# Time-Series Feature Engineering for Flight Delay Prediction

This notebook generates time-series based conditional expected values using Prophet models.
These features capture temporal trends and seasonality for use in Flight Lineage feature engineering.

## Features Generated:

### Time-Series Aggregations:
1. **Global**: All flights aggregated by date
2. **Per Airport**: Aggregated by origin airport and date
3. **Per Airline (Carrier)**: Aggregated by carrier and date
4. **Per Airport & Airline**: Aggregated by carrier-airport and date
5. **Per Route (Origin-Dest)**: Aggregated by route and date (for air time)

### Features of Interest:
- **Departure Delay**: Expected departure delays (conditional on carrier, airport, time)
- **Arrival Delay**: Expected arrival delays
- **Air Time**: Expected flight time from origin to destination
- **Taxi Times**: Expected taxi-in and taxi-out times
- **Turnover Time**: Time between arrival and next departure (requires joining to prior leg - see note at end)

### Prophet Models:
Each aggregation level uses Prophet to capture:
- Long-term trends
- Weekly seasonality
- Yearly seasonality (if sufficient data)
- Date-specific forecasts


In [None]:
# Dependencies
import importlib.util
import sys

# Load cv module
cv_path = "/Workspace/Shared/Team 4_2/flight-departure-delay-predictive-modeling/notebooks/Cross Validator/cv.py"
spec = importlib.util.spec_from_file_location("cv", cv_path)
cv = importlib.util.module_from_spec(spec)
spec.loader.exec_module(cv)

# Dependencies for time series features
from pyspark.sql import functions as F
from pyspark.sql.functions import col, to_timestamp, when, hour, dayofweek, month
import pandas as pd
import numpy as np
from prophet import Prophet

# Dependencies for visualization
import matplotlib.pyplot as plt
import seaborn as sns

# Other dependencies
import time

# Path for persistent storage
FOLDER_PATH = "dbfs:/mnt/mids-w261/student-groups/Group_4_2/experiments"


## Load Data

Load 2-year fold (training + validation) for time-series analysis


In [None]:
# Load from data_loader and save snapshot (run once)
ts_data_path = f"{FOLDER_PATH}/timeseries_data_snapshot.parquet"

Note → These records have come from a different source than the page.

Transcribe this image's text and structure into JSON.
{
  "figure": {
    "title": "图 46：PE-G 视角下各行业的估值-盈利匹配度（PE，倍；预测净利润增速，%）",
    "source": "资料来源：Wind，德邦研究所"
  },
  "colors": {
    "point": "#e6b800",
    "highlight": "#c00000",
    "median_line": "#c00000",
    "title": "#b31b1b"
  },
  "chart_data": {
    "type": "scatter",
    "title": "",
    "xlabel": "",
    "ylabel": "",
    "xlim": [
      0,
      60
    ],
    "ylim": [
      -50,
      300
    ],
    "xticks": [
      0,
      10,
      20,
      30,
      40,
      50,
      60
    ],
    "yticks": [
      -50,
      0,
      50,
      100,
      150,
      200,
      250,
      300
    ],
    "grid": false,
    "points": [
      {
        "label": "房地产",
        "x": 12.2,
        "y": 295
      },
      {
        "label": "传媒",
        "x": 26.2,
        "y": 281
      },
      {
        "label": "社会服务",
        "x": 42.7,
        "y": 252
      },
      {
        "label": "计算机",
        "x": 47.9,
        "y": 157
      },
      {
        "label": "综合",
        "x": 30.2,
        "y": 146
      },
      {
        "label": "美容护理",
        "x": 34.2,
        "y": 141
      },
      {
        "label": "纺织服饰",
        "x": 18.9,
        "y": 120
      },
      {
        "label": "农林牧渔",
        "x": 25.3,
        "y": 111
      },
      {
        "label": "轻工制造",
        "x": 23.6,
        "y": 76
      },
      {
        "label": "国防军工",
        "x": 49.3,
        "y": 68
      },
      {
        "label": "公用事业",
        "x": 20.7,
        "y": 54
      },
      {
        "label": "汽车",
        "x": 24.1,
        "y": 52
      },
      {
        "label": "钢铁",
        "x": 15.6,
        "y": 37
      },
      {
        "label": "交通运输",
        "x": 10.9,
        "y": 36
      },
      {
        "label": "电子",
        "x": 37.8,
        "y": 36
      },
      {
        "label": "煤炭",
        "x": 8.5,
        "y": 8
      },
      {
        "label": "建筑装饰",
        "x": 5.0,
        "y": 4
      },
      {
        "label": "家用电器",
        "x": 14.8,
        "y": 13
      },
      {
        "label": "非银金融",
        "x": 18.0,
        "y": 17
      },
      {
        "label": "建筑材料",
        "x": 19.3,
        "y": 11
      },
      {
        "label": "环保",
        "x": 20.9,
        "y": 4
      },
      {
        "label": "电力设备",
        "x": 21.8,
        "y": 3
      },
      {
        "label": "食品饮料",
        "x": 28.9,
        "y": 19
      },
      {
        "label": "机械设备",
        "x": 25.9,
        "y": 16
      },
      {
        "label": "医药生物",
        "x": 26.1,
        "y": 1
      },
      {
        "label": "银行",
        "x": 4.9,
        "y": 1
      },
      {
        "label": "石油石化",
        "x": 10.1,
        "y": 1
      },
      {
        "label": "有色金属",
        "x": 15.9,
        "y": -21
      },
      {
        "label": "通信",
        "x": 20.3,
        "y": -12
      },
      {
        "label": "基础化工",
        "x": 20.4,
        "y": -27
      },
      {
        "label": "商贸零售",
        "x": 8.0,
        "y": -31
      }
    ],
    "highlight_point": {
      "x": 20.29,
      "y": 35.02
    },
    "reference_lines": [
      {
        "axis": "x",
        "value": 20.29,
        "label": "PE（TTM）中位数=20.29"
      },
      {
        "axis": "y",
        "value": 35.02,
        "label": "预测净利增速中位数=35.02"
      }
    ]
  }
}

print("Loading from data_loader and saving snapshot...")
start = time.time()
data_loader = cv.FlightDelayDataLoader()
data_loader.load()
folds = data_loader.get_version("60M")

# Use final fold and union training and validation to get 2 years of data for time series analysis
# This allows us to learn yearly seasonality without data leakage
train_df, val_df = folds[-1]

# Union training and validation folds to get 2-year time period
ts_data = train_df.union(val_df)

# Check partition count and repartition if needed
num_partitions = ts_data.rdd.getNumPartitions()
if num_partitions > 500:
    ts_data = ts_data.coalesce(200)
elif num_partitions < 10:
    ts_data = ts_data.repartition(50)

# Save snapshot
ts_data.write.mode("overwrite").parquet(ts_data_path)
print(f"Saved snapshot in {time.time() - start:.2f} seconds")

print(f"\nTime series data: {ts_data.count():,} flights")
print(f"Date range: {ts_data.agg(F.min('FL_DATE'), F.max('FL_DATE')).collect()}")